Generalized Anxiety Disorder
GAD, atau Generalized Anxiety Disorder, adalah gangguan kecemasan umum yang ditandai oleh kecemasan yang berlebihan dan kronis terhadap berbagai situasi atau peristiwa dalam kehidupan sehari-hari. Orang yang mengalami GAD cenderung merasa sangat cemas atau khawatir tentang berbagai hal, seperti pekerjaan, kesehatan, keuangan, dan hubungan sosial, bahkan jika tidak ada ancaman nyata yang memicu kecemasan tersebut.

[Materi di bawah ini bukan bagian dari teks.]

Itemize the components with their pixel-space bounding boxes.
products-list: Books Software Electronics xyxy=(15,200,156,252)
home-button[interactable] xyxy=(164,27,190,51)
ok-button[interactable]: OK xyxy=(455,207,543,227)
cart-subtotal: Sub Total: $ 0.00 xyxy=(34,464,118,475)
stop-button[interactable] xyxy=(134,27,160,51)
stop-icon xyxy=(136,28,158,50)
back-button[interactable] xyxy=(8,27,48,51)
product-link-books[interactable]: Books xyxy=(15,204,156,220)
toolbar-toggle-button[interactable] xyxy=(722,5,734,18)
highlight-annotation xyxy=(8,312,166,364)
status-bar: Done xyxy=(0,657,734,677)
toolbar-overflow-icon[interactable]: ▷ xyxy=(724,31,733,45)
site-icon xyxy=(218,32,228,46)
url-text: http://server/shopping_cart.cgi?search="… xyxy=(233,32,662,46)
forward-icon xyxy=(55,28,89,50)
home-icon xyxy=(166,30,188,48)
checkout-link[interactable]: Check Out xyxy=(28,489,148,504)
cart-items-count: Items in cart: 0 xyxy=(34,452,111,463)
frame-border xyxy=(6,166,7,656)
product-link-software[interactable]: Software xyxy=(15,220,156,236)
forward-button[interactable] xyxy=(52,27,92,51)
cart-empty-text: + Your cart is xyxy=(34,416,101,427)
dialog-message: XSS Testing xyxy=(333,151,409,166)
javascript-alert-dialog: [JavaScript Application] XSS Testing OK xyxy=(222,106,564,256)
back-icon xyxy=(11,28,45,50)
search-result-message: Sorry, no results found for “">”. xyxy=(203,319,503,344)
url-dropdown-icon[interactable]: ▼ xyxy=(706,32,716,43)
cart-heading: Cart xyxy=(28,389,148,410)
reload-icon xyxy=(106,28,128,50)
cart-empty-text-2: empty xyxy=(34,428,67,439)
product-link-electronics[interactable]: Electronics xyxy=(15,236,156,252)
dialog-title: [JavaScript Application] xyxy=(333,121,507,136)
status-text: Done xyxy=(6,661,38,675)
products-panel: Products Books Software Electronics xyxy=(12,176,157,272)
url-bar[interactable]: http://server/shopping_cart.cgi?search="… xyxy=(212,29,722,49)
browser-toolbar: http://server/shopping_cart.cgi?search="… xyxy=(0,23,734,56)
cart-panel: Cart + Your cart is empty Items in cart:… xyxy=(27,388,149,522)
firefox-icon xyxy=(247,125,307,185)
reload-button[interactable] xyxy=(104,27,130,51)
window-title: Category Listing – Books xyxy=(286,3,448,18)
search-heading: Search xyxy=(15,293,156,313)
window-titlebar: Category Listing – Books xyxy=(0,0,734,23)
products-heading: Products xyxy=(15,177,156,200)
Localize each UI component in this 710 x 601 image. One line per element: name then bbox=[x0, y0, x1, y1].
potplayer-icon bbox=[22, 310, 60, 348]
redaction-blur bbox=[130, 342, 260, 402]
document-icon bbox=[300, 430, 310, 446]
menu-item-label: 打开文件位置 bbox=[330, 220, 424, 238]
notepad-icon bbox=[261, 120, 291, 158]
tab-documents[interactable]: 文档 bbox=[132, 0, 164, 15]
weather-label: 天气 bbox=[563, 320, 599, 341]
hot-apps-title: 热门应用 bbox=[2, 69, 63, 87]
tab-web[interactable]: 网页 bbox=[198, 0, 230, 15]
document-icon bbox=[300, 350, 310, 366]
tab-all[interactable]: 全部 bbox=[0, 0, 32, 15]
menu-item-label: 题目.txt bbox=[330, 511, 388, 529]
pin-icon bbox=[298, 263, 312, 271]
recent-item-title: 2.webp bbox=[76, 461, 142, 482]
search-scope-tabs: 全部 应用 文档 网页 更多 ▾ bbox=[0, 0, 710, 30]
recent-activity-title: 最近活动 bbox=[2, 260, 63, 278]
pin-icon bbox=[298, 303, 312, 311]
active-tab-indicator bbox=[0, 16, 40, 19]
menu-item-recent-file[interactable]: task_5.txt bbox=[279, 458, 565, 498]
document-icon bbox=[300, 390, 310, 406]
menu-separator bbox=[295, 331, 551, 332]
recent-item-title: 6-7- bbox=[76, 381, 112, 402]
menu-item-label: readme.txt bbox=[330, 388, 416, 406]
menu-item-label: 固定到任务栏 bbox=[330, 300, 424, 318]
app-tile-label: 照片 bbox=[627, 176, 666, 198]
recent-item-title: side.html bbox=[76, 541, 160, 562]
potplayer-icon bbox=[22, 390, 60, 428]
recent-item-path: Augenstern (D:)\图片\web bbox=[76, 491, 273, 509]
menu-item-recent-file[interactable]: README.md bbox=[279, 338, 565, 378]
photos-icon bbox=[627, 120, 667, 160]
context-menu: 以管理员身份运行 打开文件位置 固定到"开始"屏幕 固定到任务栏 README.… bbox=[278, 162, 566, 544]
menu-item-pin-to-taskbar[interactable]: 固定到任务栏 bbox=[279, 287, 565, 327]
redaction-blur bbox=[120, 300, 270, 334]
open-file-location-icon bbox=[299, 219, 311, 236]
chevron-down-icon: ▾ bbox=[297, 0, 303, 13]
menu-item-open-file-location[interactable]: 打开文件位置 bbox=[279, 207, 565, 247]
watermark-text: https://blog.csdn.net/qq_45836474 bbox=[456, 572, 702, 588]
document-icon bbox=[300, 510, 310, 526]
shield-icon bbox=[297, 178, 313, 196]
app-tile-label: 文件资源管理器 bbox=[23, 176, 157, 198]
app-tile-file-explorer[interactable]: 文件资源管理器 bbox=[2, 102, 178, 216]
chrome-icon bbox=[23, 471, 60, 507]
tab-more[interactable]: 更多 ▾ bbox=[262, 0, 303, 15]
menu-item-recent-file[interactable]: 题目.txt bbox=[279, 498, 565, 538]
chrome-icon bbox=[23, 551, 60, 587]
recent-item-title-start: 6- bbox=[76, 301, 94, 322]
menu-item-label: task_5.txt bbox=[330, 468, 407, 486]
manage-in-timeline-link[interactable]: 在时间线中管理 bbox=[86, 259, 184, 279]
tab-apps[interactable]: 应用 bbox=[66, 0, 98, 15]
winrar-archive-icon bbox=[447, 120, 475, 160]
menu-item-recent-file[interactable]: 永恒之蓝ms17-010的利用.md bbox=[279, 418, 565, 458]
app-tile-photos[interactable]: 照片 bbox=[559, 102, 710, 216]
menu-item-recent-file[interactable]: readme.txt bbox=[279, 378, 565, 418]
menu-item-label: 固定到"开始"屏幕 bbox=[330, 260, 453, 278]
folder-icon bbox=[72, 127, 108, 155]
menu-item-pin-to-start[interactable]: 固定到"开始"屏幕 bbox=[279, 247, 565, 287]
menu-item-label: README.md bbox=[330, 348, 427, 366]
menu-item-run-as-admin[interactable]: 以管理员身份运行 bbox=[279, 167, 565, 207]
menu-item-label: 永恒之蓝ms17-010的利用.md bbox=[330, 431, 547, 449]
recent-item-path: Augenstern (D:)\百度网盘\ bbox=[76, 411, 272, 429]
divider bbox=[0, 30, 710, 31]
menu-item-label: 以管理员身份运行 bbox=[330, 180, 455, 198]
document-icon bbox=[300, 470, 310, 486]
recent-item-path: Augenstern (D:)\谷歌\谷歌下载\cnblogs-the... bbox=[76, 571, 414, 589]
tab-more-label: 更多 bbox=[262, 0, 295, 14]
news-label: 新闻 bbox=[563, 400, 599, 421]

Dalam hal Generalized Anxiety Disorder (GAD), pernyataan yang mengindikasikan bahwa siswa-siswa masih merasa takut untuk kembali ke sekolah menggambarkan adanya kecemasan yang umum dan berkelanjutan. GAD adalah gangguan kecemasan yang ditandai oleh kecemasan yang berlebihan dan kronis terhadap berbagai situasi dan peristiwa. Dalam hal ini, peristiwa traumatis telah menciptakan ketidakpastian dan rasa takut yang berkelanjutan di antara siswa, yang dapat mengarah pada gejala GAD seperti ketegangan, perasaan cemas, dan sulit berkonsentrasi.
Dengan menggali dampak peristiwa tersebut melalui lensa teori GAD, pentingnya intervensi kesehatan mental menjadi semakin jelas. Evaluasi oleh profesional kesehatan mental dan perawatan yang sesuai dengan GAD dapat membantu siswa mengatasi kecemasan yang berkelanjutan, memulihkan fungsi sosial dan partisipasi di sekolah, serta menghindari dampak jangka panjang dari gangguan ini. Dengan demikian, peran profesional dalam membantu siswa yang terpengaruh oleh peristiwa traumatis ini menjadi sangat krusial.
Menghadapi Dampak Psikologis
Dalam melihat dampak psikologis dari peristiwa yang terjadi pada 7 September 2023, dapat disimpulkan bahwa peristiwa tersebut telah berdampak serius pada siswa dan staf sekolah dari SMPN 22 Galang dan SDN 24 Galang. Analisis yang dilakukan dengan menggunakan teori PTSD (Post-Traumatic Stress Disorder) dan GAD (Generalized Anxiety Disorder) dimungkinkan untuk memahami bahwa individu yang terlibat dalam peristiwa ini telah mengalami gejala yang sesuai dengan kedua gangguan ini. Hal ini mencakup gejala fisik, reaksi emosional, ketidakpastian, dan penurunan fungsi global.
Dalam menghadapi dampak psikologis yang serius ini, sangat penting untuk memahami pentingnya intervensi profesional. Evaluasi dan perawatan oleh ahli kesehatan mental adalah langkah kunci dalam membantu siswa dan staf sekolah untuk mengatasi gejala PTSD dan GAD, serta untuk mengelola ketidakpastian yang berlanjut. Dalam menghadapi perasaan takut, kecemasan, dan kesulitan psikologis lainnya, bantuan profesional dapat membantu individu dalam proses pemulihan dan kembali berpartisipasi dalam kehidupan sehari-hari mereka.
Selain itu, lingkungan sekolah dan pihak berwenang harus mempertimbangkan langkah-langkah untuk menciptakan rasa aman yang lebih besar dan memberikan dukungan psikologis yang diperlukan bagi siswa dan staf sekolah. Hal ini dapat mencakup penyediaan layanan kesehatan mental di sekolah dan program-program yang membantu individu dalam mengatasi dampak psikologis dari peristiwa traumatis ini.
Dengan bantuan profesional, dukungan dari lingkungan sekolah, dan kesadaran akan kondisi psikologis yang mungkin terjadi, dapat diharapkan bahwa siswa dan staf sekolah akan dapat pulih secara efektif dari dampak traumatis yang mereka alami dan menghadapi masa depan dengan lebih baik.